Two Cardiff men have been big news lately, their faces captured on a video enticing other young Muslim men to join in the fight in Syria. Reyaad Khan (20) and his friend Nasser Muthana also 20, have been missing since late last year, and now according to Nasser’s father, his 17-year-old son Aseel is also missing, believed to have joined his brother and become Syrian Foreign Fighter. This latest event of extremism added to a growing list of terrorist related activity in the Welsh capital.
As someone whose job it is to deal the outcomes of terrorism, I have been watching how the Syrian Foreign Fighter phenomenon has unfolded, whilst closely listening to the rhetoric from security and terrorism experts, who are advocating that the phenomenon – which started in 2011 with the uprising against the Assad regime – is now the most salient threat to British national security.
There is very little research on the Foreign Fighter phenomenon, but one thing that we do know that it’s not new. British Muslim men have been answering the call to jihad in many different countries over the years, fighting in Somalia, Kosovo, Bosnia and of course Afghanistan.
Thomas Hegghammer – a Norwegian terrorism expert – found in his research, that most young Muslim men prefer to fight abroad rather than cause terrorism in their home countries. However his evidence further suggests that of those that do fight abroad, 11% take part in domestic terrorism on their return.
No one knows how many British men are in the Levant fighting with ISIS and Al Nusra Brigade. Figures vary, but the most recent is 500, so if we assume that Hegghammer’s figure are correct, this equates to 55 terrorists living amongst us.
Another aspect of Foreign Fighter influence is their technical ability. In order to fight you need to be trained, so we can assume that Foreign Fighters have at least a basic knowledge of weapons, military tactics and explosives. Considering that the majority of terrorist attacks in the UK over the last decade have been either foiled, or have failed, this new variable of trained terrorists amongst us, will naturally add effectiveness of any potential attacks, with potentially devastating consequences.
The reason for this current surge in Foreign Fighters is radicalisation, the process whereby impressionable individuals are turned into extremists that carry out jihadist violence. There are no givens in how people become radicalised, however it is generally accepted that an individuals journey starts with an idea, which is built on by external sources – such as the internet, confirmed and added to by contact with social groups – at the mosque or other communal meeting places, with the tipping point, being full emersion by receiving training and then going onto fight.
Radicalisation in the UK is nothing new. Some notorious Muslim clerics have continually preached their violent Salafist and Tacfiri versions of Islam, in British mosques for decades, they have ‘talked the talk’. But the proximity of Syria, and the ability of young men to interact via social media with those that youngsters in the Islamic community see as hero’s, have given many the opportunity to now ‘walk the walk’.
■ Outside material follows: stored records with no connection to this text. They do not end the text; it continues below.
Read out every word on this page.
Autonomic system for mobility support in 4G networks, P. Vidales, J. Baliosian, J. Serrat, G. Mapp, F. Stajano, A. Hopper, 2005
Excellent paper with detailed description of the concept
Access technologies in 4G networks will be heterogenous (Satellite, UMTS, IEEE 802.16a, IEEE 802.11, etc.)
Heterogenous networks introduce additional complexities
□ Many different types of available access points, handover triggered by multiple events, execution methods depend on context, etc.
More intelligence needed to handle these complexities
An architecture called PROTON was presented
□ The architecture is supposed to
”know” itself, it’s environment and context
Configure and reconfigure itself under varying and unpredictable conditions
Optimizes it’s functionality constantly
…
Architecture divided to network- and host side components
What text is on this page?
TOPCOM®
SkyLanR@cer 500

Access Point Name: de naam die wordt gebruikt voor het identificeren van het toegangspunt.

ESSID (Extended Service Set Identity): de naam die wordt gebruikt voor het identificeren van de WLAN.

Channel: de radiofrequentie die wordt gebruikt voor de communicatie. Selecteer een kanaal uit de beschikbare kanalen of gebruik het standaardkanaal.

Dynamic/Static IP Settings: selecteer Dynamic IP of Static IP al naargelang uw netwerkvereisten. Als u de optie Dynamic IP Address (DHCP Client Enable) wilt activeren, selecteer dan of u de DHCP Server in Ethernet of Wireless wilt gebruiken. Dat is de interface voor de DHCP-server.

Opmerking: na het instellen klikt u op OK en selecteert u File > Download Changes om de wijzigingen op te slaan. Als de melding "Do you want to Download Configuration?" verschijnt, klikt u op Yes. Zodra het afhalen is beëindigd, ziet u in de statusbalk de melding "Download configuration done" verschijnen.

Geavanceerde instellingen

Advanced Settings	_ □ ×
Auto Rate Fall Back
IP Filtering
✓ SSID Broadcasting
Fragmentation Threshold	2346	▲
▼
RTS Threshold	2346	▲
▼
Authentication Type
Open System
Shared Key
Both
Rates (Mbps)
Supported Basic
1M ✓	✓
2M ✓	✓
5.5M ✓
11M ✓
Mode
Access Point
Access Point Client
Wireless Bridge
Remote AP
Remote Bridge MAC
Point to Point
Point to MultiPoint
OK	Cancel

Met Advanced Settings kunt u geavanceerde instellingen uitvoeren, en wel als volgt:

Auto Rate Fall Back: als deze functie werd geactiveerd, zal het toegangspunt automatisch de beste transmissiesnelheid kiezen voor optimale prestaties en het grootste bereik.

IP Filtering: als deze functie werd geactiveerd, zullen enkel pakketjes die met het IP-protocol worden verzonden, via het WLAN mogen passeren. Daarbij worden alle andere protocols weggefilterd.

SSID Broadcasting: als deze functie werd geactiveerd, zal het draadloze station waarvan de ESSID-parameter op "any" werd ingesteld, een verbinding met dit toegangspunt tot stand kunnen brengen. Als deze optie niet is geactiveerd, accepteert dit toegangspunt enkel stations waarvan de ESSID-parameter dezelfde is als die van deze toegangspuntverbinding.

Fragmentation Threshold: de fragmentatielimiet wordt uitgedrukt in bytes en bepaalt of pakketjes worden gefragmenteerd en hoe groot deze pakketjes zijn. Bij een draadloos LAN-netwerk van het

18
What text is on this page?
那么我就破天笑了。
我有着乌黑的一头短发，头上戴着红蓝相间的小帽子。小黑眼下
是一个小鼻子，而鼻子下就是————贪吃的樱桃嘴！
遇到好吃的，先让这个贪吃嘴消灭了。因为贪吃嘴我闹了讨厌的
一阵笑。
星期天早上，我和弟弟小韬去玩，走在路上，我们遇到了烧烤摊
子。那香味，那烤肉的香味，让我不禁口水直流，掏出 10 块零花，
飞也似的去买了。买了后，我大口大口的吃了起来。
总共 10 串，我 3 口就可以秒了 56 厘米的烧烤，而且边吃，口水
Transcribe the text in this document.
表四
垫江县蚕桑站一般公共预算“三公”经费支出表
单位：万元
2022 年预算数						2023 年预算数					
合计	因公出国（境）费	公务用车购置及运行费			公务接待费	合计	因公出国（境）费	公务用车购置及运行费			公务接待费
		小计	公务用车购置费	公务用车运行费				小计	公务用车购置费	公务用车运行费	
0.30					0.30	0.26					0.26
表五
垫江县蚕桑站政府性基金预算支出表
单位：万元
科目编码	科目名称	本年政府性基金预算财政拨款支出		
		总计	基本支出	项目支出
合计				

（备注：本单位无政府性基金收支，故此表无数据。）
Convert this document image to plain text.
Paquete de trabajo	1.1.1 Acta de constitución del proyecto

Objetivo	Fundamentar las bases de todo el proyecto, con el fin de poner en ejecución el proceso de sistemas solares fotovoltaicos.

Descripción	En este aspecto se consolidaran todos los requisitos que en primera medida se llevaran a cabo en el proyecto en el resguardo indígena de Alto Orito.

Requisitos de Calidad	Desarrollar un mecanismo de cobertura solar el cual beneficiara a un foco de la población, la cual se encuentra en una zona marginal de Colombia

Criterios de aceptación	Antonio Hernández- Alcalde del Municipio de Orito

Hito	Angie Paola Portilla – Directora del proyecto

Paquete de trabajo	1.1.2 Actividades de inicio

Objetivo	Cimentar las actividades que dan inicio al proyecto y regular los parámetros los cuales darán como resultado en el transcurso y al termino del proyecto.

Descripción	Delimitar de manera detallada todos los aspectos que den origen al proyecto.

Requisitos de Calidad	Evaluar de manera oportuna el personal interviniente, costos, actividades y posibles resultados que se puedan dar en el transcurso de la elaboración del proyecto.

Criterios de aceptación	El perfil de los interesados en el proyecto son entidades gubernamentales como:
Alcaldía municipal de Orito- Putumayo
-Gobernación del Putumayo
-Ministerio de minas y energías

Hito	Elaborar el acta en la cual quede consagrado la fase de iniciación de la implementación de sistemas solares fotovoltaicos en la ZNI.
The knee jerk reaction – the one followed by most politicians – is to lock up these young men. But experts in counterterrorism (CT) are not so sure. The biggest ally that CT has, is the collection of good reliable intelligence, the outcome of which is more foiled plots. Punishment, or a perception of victimisation to members of a Muslim community – already suggested by some as suffering with paranoia – could well result in valuable intelligence being lost as support is withdrawn, or at best reduced.
So what must we do to stop this ever growing list of terrorist related activity in the Welsh capital, and other cities and towns within the UK with Muslims communities?
It boils down to counterterrorism, a term that conjures up high speed car chases, dawn raids and lots of guns, however these actions deal with the symptoms of the disease and not the cause. Used holistically CT has a far softer application. For example, in tackling the Taliban in Helmand, Province, Afghanistan, my colleagues and I had to establish the reasons why men joined the insurgent group. We found that there was little religious motivation, they did so out of necessity to support their families. The Taliban were paying $10 a day, and that was the only source of income in the area. Our answer was to provide jobs, and in doing so we reduced Taliban control.
I have talked to Muslims activists who are heavily involved in fighting radicalisation. Their answer is to ‘deny the radicals the narrative they use for justification for their actions’ – the narrative in question being Islam, the Quran and their violent interpretation of its message. This type of action is CT at its best, but it will take a far larger effort by the wider Muslim community to ensure that radicalisation is stamped out.
In the mean time, Cardiff has a growing problem, as the instigators of radicalisation – who are still at large – are allowed to spread their extremist, violent views on young, impressionable and vulnerable ears.